Funny enough a few years later (in 1848/49) Jenny Lind lived the story of The Nightingale. She had fallen in love in London with Frédéric Chopin (1810 – 1849), who suffered from tuberculosis and who was soon to die from it: Chopin said he felt better when she sang for him. In May 1849 Lind even travelled to Paris in a vain attempt to marry the ailing Romantic composer – piano virtuoso, who refused this. Sadly he died just a few months later in October of the same year. Lind had been helping him financially to pay for the cost of his treatments. (information taken from “Chopin and Jenny Lind. New research” by Cecilia and Jens Jorgensen, 2005)
 
About the meaning of our painting
 
The title of our painting has been written on the stretcher. How did André Gill interpret the tale of Hans Christian Andersen to come to this remarkable composition? One may wonder whom the girl with a violin stands for and what that dead nightingale at her feet means.
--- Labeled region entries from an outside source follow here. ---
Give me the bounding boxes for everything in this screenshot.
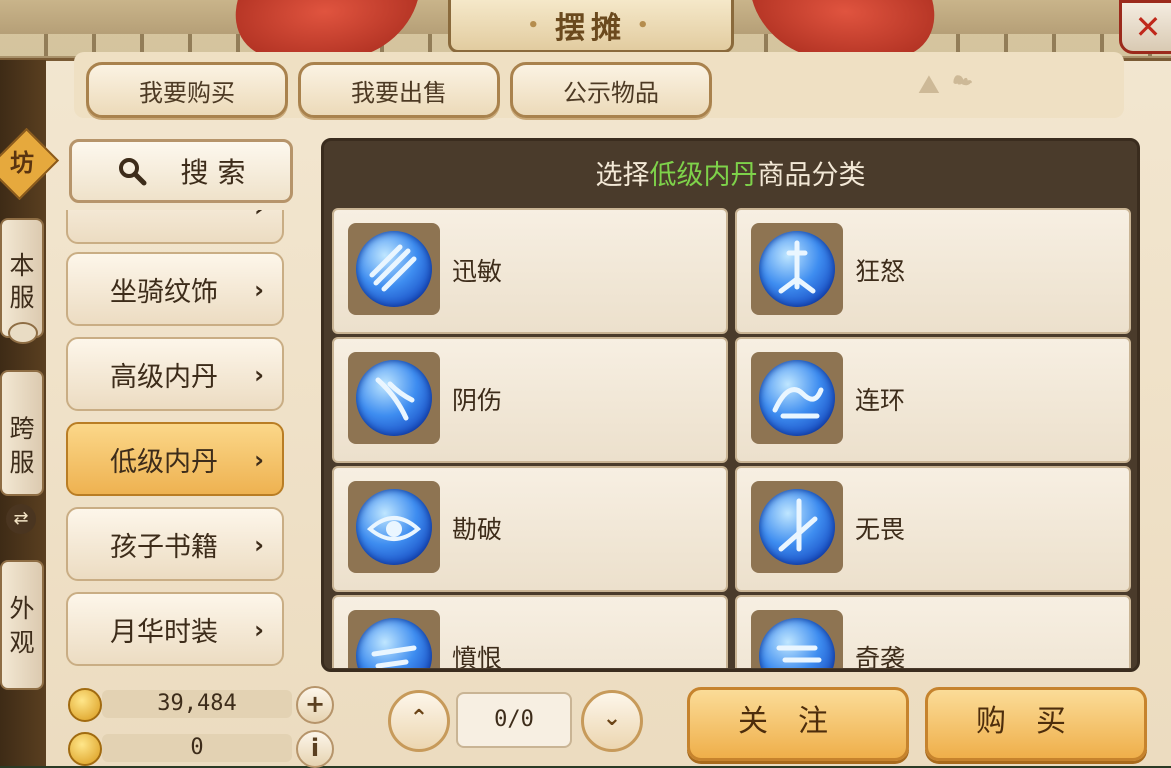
- item-label: 连环: [855, 386, 906, 415]
- item-card[interactable]: 勘破: [332, 466, 728, 592]
- item-label: 勘破: [452, 515, 503, 544]
- item-label: 狂怒: [855, 257, 906, 286]
- chevron-right-icon: ›: [254, 210, 264, 222]
- item-card[interactable]: 狂怒: [735, 208, 1131, 334]
- info-button[interactable]: i: [296, 730, 334, 768]
- item-label: 无畏: [855, 515, 906, 544]
- gold-coin-amount: 39,484: [102, 690, 292, 718]
- side-tab-cross-server[interactable]: 跨服: [0, 370, 44, 496]
- category-list[interactable]: › 坐骑纹饰 › 高级内丹 › 低级内丹 › 孩子书籍 › 月华时装 ›: [62, 210, 294, 672]
- category-label: 坐骑纹饰: [110, 276, 218, 308]
- chevron-right-icon: ›: [254, 446, 264, 474]
- shop-emblem-label: 坊: [10, 149, 34, 177]
- item-card[interactable]: 阴伤: [332, 337, 728, 463]
- panel-header-suffix: 商品分类: [757, 159, 866, 191]
- item-panel: 选择 低级内丹 商品分类 迅敏 狂怒 阴伤 连环 勘破 无畏 憤恨 奇袭: [321, 138, 1140, 672]
- item-card[interactable]: 无畏: [735, 466, 1131, 592]
- tab-public-items[interactable]: 公示物品: [510, 62, 712, 118]
- sword-burst-icon: [759, 231, 835, 307]
- tab-buy[interactable]: 我要购买: [86, 62, 288, 118]
- side-tab-label: 外观: [9, 594, 35, 657]
- chevron-down-icon: ⌄: [602, 706, 622, 731]
- search-button[interactable]: 搜 索: [69, 139, 293, 203]
- panel-header: 选择 低级内丹 商品分类: [324, 141, 1137, 203]
- chevron-right-icon: ›: [254, 616, 264, 644]
- category-item[interactable]: 孩子书籍 ›: [66, 507, 284, 581]
- search-label: 搜 索: [180, 156, 246, 189]
- category-item[interactable]: 月华时装 ›: [66, 592, 284, 666]
- buy-button[interactable]: 购买: [925, 687, 1147, 761]
- page-indicator: 0/0: [456, 692, 572, 748]
- item-label: 憤恨: [452, 644, 503, 668]
- side-tab-appearance[interactable]: 外观: [0, 560, 44, 690]
- dash-icon: [759, 618, 835, 668]
- add-currency-button[interactable]: +: [296, 686, 334, 724]
- claw-slash-icon: [356, 231, 432, 307]
- chevron-right-icon: ›: [254, 276, 264, 304]
- item-icon-frame: [751, 481, 843, 573]
- category-item-selected[interactable]: 低级内丹 ›: [66, 422, 284, 496]
- category-item-partial[interactable]: ›: [66, 210, 284, 244]
- category-item[interactable]: 高级内丹 ›: [66, 337, 284, 411]
- category-label: 低级内丹: [110, 446, 218, 478]
- category-item[interactable]: 坐骑纹饰 ›: [66, 252, 284, 326]
- item-label: 奇袭: [855, 644, 906, 668]
- follow-button[interactable]: 关注: [687, 687, 909, 761]
- page-up-button[interactable]: ⌃: [388, 690, 450, 752]
- bound-coin-amount: 0: [102, 734, 292, 762]
- swirl-wave-icon: [759, 360, 835, 436]
- item-icon-frame: [751, 223, 843, 315]
- item-card[interactable]: 奇袭: [735, 595, 1131, 668]
- item-icon-frame: [751, 352, 843, 444]
- side-tab-label: 跨服: [9, 414, 35, 477]
- spear-icon: [759, 489, 835, 565]
- item-card[interactable]: 憤恨: [332, 595, 728, 668]
- category-label: 月华时装: [110, 616, 218, 648]
- side-tab-label: 本服: [9, 251, 35, 312]
- panel-header-prefix: 选择: [595, 159, 650, 191]
- gold-coin-row: 39,484 +: [68, 686, 334, 724]
- bound-coin-row: 0 i: [68, 730, 334, 768]
- window-title: • 摆摊 •: [448, 0, 734, 53]
- feather-blade-icon: [356, 360, 432, 436]
- ink-painting-decoration: ⛰ ☁: [918, 70, 975, 100]
- stall-window: • 摆摊 • ✕ 我要购买 我要出售 公示物品 ⛰ ☁ 坊 本服 跨服 ⇄ 外观…: [0, 0, 1171, 768]
- item-grid[interactable]: 迅敏 狂怒 阴伤 连环 勘破 无畏 憤恨 奇袭: [332, 208, 1132, 668]
- chevron-up-icon: ⌃: [409, 706, 429, 731]
- close-button[interactable]: ✕: [1119, 0, 1171, 54]
- page-down-button[interactable]: ⌄: [581, 690, 643, 752]
- item-icon-frame: [348, 223, 440, 315]
- bound-coin-icon: [68, 732, 102, 766]
- category-label: 孩子书籍: [110, 531, 218, 563]
- side-tab-local-server[interactable]: 本服: [0, 218, 44, 338]
- window-title-text: 摆摊: [555, 11, 627, 46]
- item-icon-frame: [348, 352, 440, 444]
- fist-icon: [356, 618, 432, 668]
- side-separator: [8, 322, 38, 344]
- item-icon-frame: [348, 481, 440, 573]
- category-label: 高级内丹: [110, 361, 218, 393]
- panel-header-highlight: 低级内丹: [649, 159, 758, 191]
- tab-sell[interactable]: 我要出售: [298, 62, 500, 118]
- item-label: 迅敏: [452, 257, 503, 286]
- search-icon: [118, 158, 147, 186]
- item-icon-frame: [348, 610, 440, 668]
- eye-icon: [356, 489, 432, 565]
- swap-icon[interactable]: ⇄: [6, 504, 36, 534]
- chevron-right-icon: ›: [254, 531, 264, 559]
- close-icon: ✕: [1134, 8, 1162, 46]
- item-card[interactable]: 连环: [735, 337, 1131, 463]
- item-card[interactable]: 迅敏: [332, 208, 728, 334]
- gold-coin-icon: [68, 688, 102, 722]
- item-icon-frame: [751, 610, 843, 668]
- chevron-right-icon: ›: [254, 361, 264, 389]
- item-label: 阴伤: [452, 386, 503, 415]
I think that André Gill made a very personal interpretation of the tale. It is no longer about the confrontation between a whistling live bird and a mechanical device. 
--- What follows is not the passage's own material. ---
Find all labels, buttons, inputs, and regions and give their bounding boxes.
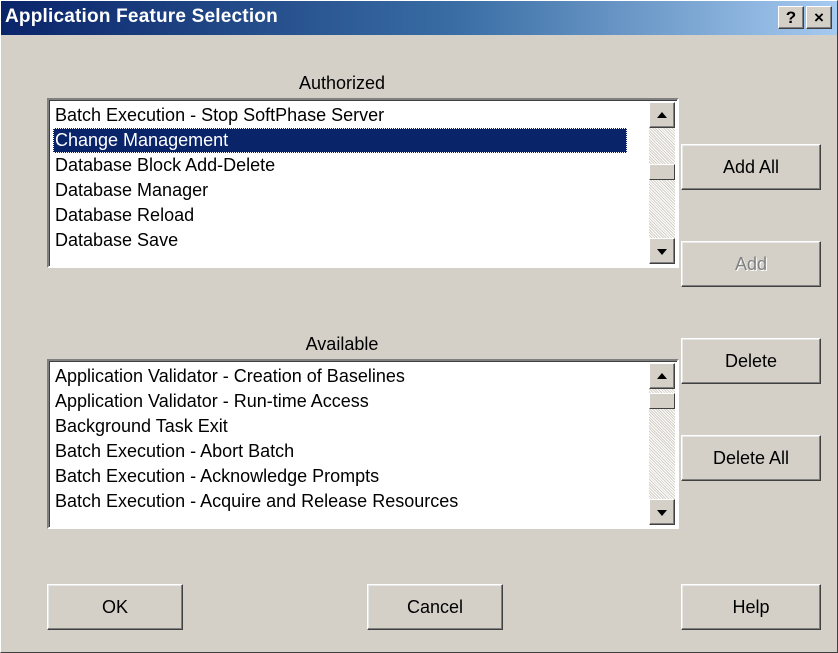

He clearly favours the music of a violin above the natural sound produced by a nightingale: the girl with a dirty foot stands for the innocence of the nightingale who returned to the forest after the emperor had replaced it by a mechanical toy. As to the dead nightingale it can only stand for the broken mechanical bird of the tale. 
 
André Gill must have favoured the music of the young violin player, of an artist, to the song of the bird. The innocent naked young girl plays the violin to save us, maybe even to save himself. Five years after having finished this painting this sensitive artist’s first child, still a baby, suddenly passed away and André Gill just lost it: music would not cure his mental health.
 
About our painting
 
After his son’s death our painter remained most of the time at the asylum of Charenton. But he also had better periods of lucidity during which he returned home, was able to paint and even to exhibit his artwork. His friends regularly visited him and took him outside to a restaurant. In January 1883 his friends, amongst whom his pupil Emile Cohl, arranged the sale of the content of his studio, especially of his paintings, to pay for his treatment. Our painting, “Le requiem du rossignol”, is mentioned in Hippolyte Mireur’s Dictionary of auctions (“Dictionnaire des ventes d’art faites en France et à l’étranger pendant les XVIIIeme et XIXeme siècles”) from 1911: it was sold for 500 francs January 28th 1883. According to Jean-Valmy Baysse in “André Gill, l’impertinent” (1991) it made 700 francs.
 
Saturday July 3rd 1886 an eloquent article by Jean Richepin about André Gill headed the “Supplémént Littéraire” of Le Figaro Newspaper. The journalist mentions a few of his paintings and of his panoramas. But there was one painting that he particularly loved, ours: 
 
“and remember especially the "Requiem du Rossignol", a young girl standing, with slender and suave forms, with golden hair like autumn leaves, eyes shining with tears, who plays a violin leaning on her thighs ‘à l’italienne’, while between her feet lies the corpse of the bird, the wings half-folded, the little legs clenched and stiff.”
 
“et rappelez-vous surtout le « Requiem du Rossignol », une adolescente debout, aux formes grêles et suaves, aux cheveux mordorés comme des feuilles d'automne, aux yeux brillants de larmes, qui joue d'un violon appuyé à l'italienne sur sa cuisse, tandis qu'entre ses pieds gît le cadavre de l'oiseau, les ailes à demi éployées, les petites pattes crispées et raides.”
 
Why should you buy this painting?
 
Because it is such a striking image. 
 
Because music could not save this vulnerable artist. The genius of art portrayed in “le Réquiem du rossignol” could have saved the emperor of China in his interpretation of Andersen’s fairy tale, but not the painter himself in real life.